In order to provide better health care in the country, the context needs to be managed aggressively. If we are serious about fast-tracking dual-therapy PMTCT in rural areas, people like Dr Colin Pfaff need to be supported and the model of care he developed needs to be examined for the lessons we can learn from it. Dr Pfaff and the team of doctors and nurses working in Manguzi managed to reach approximately 80% of pregnant women in the area with their programme. Where in the country have others managed to implement a program so efficiently over such a short period of time?

A deeper issue, though, is the interface between bureaucracy and a profession. While on the surface the intentions of the department of health and the healthcare professionals seem to overlap considerably, in the implementation there are many tense instances where a compromise needs to be sought.

Is it unacceptable to implement guidelines before one has explicit permission? Is this true for all actions of healthcare workers? In the case of Dr Colin Pfaff, is bureaucracy a good enough explanation for limiting a doctor’s actions in the interests of the people he serves?

To really change the face of rural health, we do need local dedicated doctors and nurses, like Dr Colin Pfaff, who are creative and innovative. But there also needs to be a greater commitment to addressing three more fundamental limitations to improving rural healthcare: inequity of resource allocation, difficulty in access to services and resources and isolation.

Roy Jobson has referred to this in his blog “Why I am not a rural doctor“. In South Africa, we seem to have the means to solve these problems and the technology to do so; however, what is missing in many instances is the larger vision and commitment from officials and politicians within the bureaucracy.

The human resources available for health limit service delivery to the most marginalised. The vacancy rate for medical-officer posts in the public sector in South Africa is 34%. In KwaZulu-Natal, it is 39% (2007 data from Health Systems Trust ).

The National Human Resources for Health Plan, published in 2006, recognises that retention of health personnel is about more than just money; working conditions also play a significant role. Health workers who feel supported by management to do the best they can for their patients are more likely to stay than those who are alienated by the department of health.

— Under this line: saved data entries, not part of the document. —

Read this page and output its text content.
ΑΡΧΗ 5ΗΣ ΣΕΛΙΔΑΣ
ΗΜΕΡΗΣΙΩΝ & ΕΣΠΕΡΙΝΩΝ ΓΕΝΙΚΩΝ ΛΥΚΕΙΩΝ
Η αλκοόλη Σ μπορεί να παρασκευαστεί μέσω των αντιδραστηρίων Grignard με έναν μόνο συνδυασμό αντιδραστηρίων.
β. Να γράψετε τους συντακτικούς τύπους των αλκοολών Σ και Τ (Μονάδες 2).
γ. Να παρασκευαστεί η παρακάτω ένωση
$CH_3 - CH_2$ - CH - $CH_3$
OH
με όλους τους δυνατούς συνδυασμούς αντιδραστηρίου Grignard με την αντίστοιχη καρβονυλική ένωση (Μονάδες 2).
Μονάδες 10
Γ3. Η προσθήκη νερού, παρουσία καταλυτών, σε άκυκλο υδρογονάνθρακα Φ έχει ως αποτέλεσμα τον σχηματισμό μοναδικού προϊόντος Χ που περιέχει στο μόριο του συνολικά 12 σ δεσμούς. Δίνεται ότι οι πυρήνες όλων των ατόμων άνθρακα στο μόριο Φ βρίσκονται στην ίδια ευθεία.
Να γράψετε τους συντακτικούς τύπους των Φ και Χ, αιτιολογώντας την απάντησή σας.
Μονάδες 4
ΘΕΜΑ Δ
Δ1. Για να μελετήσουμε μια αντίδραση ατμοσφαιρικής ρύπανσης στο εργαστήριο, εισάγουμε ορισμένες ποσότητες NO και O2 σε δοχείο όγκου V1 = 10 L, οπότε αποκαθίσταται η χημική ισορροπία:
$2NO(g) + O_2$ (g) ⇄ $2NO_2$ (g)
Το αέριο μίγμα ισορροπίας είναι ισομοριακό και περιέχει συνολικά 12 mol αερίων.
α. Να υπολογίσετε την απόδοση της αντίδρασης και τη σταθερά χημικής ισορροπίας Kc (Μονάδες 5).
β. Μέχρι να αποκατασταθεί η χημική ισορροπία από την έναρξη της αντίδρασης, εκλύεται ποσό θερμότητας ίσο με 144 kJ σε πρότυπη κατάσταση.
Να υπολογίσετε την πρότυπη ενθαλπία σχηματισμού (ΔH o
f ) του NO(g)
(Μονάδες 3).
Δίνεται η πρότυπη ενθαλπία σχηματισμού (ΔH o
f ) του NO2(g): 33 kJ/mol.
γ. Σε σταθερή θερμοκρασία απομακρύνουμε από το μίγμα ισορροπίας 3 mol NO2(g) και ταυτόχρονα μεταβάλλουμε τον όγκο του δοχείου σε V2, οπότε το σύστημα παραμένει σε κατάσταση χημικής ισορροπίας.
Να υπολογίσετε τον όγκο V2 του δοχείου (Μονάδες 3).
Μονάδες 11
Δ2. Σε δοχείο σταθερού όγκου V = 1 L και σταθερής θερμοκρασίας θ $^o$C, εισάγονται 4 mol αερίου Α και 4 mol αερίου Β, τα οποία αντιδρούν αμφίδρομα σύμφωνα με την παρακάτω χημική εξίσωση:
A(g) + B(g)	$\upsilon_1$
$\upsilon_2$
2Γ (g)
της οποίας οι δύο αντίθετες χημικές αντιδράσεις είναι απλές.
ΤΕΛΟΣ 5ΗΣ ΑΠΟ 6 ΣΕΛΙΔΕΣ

It is of huge concern that the Southern African Migration Project found that almost half the health professionals surveyed in a recent study said they were likely to leave South Africa within the next five years.

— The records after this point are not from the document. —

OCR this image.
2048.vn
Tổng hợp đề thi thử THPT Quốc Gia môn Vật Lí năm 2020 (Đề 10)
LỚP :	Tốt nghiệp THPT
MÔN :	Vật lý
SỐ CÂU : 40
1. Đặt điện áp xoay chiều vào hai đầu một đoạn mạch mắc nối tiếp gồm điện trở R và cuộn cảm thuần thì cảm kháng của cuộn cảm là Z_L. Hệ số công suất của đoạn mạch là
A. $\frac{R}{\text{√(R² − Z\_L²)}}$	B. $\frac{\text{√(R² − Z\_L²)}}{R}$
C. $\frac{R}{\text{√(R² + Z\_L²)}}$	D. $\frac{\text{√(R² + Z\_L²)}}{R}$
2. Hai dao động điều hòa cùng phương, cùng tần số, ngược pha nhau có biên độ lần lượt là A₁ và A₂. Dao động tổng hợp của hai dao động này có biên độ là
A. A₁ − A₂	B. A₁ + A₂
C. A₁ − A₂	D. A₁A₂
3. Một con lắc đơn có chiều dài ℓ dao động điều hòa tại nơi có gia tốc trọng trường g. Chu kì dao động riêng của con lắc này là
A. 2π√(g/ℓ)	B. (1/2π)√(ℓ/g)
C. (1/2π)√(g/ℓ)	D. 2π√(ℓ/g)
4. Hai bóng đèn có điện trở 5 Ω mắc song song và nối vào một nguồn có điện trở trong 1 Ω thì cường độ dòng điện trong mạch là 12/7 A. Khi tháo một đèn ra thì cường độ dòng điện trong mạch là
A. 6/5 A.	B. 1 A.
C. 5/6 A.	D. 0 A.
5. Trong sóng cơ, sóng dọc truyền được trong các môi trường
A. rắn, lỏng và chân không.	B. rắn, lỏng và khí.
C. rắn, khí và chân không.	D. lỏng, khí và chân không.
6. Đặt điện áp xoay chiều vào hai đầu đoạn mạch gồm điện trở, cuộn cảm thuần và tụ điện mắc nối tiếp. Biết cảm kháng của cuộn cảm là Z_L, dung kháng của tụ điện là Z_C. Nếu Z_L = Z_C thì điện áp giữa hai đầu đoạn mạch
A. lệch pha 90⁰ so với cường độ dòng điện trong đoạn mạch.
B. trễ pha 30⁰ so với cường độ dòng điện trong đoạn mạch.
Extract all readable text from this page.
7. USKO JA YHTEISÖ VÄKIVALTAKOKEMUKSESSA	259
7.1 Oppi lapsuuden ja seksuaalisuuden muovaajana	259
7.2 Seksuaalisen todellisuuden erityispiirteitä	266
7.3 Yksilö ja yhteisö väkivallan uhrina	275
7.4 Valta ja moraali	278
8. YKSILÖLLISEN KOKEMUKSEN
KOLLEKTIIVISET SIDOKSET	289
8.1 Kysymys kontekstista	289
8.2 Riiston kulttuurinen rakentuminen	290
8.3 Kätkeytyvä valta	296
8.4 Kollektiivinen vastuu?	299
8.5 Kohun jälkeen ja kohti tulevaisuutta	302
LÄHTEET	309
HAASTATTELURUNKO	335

We are delighted that the charges against Dr Colin Pfaff were withdrawn on February 20. This case has certainly opened debate and reflections on how positive energy within the bureaucracy can be harvested in a way that improves the outcomes for the local communities. To get to such a positive outcome, managing the context is crucial.

Bernhard Gaede is a rural doctor at Emmaus Hospital, Winterton, KwaZulu-Natal and the chairperson of the Rural Doctors’ Association of Southern Africa. He is passionate about the right of rural people to access healthcare.